No? It's pretty simple. I've acknowledged that there are a few good pieces of information on the site. But go to the Projects page right now, 7pm eastern time, and after the first project in the list, the next three are all "I didn't like what I got, so it's a scam" or "even though there have been updates often and recently it's all very late and so it's a scam" when the terms of use for Kickstarter are really quite plain that neither of those things counts. My problem is not with your knowledge base. It's with what most everyone else is posting.

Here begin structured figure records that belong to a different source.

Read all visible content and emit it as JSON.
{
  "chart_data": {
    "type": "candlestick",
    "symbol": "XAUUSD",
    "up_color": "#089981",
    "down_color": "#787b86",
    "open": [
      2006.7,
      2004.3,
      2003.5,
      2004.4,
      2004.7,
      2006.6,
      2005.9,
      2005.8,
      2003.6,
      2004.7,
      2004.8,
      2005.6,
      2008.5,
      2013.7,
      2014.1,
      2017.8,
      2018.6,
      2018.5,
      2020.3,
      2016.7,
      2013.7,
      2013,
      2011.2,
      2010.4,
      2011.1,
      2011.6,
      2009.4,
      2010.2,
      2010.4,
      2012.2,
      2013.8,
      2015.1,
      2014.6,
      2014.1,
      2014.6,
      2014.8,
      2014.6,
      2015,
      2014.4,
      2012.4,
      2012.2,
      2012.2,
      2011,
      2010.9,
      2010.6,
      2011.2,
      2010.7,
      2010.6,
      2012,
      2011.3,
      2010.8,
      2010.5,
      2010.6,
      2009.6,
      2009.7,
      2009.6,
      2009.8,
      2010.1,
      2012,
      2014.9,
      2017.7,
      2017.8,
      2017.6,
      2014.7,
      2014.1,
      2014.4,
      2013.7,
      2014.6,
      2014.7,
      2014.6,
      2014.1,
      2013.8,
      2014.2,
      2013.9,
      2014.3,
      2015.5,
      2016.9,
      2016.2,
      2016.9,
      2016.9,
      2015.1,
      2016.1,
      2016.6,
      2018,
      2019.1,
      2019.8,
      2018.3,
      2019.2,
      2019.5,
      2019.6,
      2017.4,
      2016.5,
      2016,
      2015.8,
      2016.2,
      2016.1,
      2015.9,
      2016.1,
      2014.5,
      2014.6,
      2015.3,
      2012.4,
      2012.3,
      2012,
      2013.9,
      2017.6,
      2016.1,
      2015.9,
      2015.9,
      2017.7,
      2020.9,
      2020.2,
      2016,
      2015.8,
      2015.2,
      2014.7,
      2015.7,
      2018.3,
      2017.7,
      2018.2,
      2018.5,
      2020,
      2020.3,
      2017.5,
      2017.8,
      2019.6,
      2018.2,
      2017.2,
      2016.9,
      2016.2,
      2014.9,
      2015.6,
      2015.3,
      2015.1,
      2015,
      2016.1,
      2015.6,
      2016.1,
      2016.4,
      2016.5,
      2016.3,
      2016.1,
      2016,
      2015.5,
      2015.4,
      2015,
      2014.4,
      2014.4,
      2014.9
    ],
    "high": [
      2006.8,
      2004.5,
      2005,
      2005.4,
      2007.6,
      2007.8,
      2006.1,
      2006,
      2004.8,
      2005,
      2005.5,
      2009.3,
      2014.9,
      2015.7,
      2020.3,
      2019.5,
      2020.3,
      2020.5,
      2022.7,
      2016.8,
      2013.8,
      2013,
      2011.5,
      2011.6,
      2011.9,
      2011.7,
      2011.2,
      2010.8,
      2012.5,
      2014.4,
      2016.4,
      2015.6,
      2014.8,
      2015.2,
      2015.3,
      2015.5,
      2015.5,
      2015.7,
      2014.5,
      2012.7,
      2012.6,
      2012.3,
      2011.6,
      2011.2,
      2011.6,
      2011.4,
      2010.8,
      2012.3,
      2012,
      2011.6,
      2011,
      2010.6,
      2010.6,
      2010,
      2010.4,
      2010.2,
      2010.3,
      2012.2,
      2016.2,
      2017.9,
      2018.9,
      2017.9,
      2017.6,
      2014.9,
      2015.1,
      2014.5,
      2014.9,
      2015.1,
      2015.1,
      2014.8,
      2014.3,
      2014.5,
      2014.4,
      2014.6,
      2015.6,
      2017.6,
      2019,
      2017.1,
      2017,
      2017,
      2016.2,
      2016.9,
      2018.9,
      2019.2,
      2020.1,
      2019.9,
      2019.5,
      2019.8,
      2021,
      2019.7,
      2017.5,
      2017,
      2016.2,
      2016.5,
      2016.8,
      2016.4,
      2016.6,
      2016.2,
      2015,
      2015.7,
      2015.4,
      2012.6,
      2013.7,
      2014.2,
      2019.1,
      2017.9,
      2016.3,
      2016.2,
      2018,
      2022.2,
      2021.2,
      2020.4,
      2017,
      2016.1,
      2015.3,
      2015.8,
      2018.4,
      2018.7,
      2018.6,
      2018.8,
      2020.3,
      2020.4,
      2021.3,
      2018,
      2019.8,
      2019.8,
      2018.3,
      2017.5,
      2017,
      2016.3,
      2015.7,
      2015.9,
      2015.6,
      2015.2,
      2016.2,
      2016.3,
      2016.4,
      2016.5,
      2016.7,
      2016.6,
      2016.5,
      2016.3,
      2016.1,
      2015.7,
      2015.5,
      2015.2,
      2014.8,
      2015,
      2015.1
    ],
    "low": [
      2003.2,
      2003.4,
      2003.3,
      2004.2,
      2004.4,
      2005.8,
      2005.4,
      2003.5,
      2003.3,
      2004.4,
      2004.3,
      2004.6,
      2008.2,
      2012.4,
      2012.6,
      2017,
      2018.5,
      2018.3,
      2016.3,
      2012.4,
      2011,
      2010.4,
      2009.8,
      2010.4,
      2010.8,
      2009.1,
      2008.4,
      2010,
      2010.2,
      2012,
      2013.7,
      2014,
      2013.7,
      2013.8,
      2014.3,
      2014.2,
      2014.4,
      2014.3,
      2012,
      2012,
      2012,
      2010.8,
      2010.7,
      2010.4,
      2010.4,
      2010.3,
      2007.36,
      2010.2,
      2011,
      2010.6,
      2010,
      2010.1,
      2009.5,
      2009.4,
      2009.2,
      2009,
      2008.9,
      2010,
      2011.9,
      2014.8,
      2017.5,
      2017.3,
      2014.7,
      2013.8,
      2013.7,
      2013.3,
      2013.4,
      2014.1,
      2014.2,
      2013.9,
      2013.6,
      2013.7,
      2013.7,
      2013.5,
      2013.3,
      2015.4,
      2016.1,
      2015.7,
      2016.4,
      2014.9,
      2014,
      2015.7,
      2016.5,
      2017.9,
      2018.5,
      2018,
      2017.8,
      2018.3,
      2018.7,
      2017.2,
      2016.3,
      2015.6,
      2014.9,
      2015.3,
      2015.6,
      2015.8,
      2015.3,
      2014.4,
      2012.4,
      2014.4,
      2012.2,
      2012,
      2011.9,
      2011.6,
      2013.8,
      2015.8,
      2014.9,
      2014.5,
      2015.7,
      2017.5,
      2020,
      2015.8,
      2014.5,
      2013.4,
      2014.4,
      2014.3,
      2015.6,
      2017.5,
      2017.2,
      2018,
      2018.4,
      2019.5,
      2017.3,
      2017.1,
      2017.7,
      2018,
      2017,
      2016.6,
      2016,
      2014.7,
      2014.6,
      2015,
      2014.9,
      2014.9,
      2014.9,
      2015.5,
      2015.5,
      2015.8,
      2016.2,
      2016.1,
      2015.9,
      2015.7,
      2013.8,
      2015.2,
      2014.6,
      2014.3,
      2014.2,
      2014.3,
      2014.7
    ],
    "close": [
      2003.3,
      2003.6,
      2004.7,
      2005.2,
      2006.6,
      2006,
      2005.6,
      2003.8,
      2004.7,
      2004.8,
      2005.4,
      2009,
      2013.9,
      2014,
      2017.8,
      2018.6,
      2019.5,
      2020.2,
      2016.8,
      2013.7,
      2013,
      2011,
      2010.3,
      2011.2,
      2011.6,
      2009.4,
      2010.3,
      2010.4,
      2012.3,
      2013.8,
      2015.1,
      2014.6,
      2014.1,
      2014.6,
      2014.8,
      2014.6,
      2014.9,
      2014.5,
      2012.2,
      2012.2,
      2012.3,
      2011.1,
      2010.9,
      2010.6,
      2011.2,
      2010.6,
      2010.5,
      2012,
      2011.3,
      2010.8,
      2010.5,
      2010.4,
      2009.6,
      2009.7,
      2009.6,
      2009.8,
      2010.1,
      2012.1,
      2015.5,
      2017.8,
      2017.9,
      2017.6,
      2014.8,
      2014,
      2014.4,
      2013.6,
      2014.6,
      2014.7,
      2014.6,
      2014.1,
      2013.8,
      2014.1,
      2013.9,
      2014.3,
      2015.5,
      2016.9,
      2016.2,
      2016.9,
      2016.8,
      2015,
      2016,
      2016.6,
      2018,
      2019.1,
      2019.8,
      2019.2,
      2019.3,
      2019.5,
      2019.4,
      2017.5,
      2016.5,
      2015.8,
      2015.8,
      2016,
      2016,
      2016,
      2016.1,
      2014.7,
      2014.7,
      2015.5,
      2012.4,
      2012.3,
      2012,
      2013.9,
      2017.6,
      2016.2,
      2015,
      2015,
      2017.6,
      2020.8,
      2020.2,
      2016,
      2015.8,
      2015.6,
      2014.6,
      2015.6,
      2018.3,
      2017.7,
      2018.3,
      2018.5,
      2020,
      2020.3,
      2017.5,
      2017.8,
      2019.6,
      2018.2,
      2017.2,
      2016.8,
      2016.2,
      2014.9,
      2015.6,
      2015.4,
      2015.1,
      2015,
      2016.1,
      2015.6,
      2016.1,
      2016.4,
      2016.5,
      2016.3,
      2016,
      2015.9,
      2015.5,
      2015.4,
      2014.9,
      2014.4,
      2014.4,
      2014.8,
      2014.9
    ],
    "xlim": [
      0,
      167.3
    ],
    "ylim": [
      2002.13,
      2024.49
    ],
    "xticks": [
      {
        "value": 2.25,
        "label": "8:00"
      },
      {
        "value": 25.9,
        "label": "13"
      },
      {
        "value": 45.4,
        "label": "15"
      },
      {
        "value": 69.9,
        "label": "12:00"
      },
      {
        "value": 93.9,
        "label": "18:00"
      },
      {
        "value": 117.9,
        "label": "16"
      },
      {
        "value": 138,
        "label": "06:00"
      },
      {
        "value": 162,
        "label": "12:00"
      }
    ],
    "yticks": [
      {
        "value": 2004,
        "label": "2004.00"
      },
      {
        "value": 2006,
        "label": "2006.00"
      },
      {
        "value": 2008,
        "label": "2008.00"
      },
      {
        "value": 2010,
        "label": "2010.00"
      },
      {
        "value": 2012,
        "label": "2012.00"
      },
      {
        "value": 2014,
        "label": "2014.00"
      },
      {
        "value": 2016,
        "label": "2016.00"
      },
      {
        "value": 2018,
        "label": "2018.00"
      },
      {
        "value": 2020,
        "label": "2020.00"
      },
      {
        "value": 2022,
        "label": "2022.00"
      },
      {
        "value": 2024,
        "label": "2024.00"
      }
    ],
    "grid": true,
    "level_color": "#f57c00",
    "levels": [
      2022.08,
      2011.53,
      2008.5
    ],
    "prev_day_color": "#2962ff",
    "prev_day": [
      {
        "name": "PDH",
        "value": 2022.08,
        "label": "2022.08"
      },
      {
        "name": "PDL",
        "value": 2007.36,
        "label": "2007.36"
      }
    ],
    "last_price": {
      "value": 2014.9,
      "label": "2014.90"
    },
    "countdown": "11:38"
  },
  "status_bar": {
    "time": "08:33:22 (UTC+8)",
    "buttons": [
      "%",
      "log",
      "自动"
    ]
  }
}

Kickstarter is a platform where you give someone money so they can invest in infrastructure and produce something - a good, a service, whatever. That's literally investment capital, and if you want to argue that there's such a thing as a risk-free investment, we're not seeing eye-to-eye on what investment is. Kickstarter requires a best-effort to get things completed on time, and requires that failed projects offer refunds; but there's no timeline restriction for refunds being offered, which should clue in most anyone who bothers to actually read the terms of the contract into which they're entering. I have no data for this bet, but I'd wager that a lot of people - maybe even a majority - go in on projects without reading the terms of use. These are the people who then complain about how they didn't get what they wanted and it's no fair. Ignorance is no excuse.

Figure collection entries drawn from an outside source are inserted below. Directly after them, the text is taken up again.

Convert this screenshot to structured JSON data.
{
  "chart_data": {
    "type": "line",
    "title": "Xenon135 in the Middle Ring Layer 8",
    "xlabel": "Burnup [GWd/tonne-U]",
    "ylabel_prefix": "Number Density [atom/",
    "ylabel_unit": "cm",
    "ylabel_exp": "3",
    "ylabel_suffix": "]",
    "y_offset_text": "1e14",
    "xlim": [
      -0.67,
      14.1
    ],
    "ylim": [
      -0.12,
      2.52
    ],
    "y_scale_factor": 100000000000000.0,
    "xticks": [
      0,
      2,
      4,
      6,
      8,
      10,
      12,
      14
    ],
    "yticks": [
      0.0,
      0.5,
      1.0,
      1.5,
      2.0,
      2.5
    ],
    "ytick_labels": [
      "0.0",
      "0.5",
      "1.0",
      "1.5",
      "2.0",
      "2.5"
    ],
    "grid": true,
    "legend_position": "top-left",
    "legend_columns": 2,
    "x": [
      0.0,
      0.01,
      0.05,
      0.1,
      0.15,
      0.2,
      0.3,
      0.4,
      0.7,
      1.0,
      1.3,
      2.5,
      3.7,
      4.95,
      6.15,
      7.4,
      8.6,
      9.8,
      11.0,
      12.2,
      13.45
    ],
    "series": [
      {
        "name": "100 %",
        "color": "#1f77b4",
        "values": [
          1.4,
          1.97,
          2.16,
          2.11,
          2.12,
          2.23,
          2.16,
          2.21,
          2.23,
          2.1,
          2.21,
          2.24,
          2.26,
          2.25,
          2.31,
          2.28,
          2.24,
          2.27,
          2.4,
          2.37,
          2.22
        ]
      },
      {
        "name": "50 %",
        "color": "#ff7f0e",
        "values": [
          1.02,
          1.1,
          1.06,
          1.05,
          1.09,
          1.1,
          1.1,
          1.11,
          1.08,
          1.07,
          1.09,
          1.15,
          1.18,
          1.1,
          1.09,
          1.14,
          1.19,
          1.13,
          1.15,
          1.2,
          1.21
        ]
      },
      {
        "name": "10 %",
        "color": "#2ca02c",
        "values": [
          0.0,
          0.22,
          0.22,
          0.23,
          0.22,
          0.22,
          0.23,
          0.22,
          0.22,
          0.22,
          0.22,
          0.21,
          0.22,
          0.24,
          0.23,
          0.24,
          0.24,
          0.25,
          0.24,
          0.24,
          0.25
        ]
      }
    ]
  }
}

Using your - probably accurate - number of $1.5million, successful projects that fail to deliver represent a little over a tenth of one percent of funds collected by kickstarter. That's about a 99.9% success rate, which is probably better than most of us do climbing stairs *sober*. So what's my attitude about consumer entitlement? It's that there's a pretty clear concept involved here - if you want something risk-free, buy it from a store that stocks it and offload that risk onto whatever carrier you're using. But if you want to get in early on a new thing, get a discount on it, whatever, then you have to realize that there are risks inherent in things that haven't happened yet, and it's not a scam to sometimes lose your bet.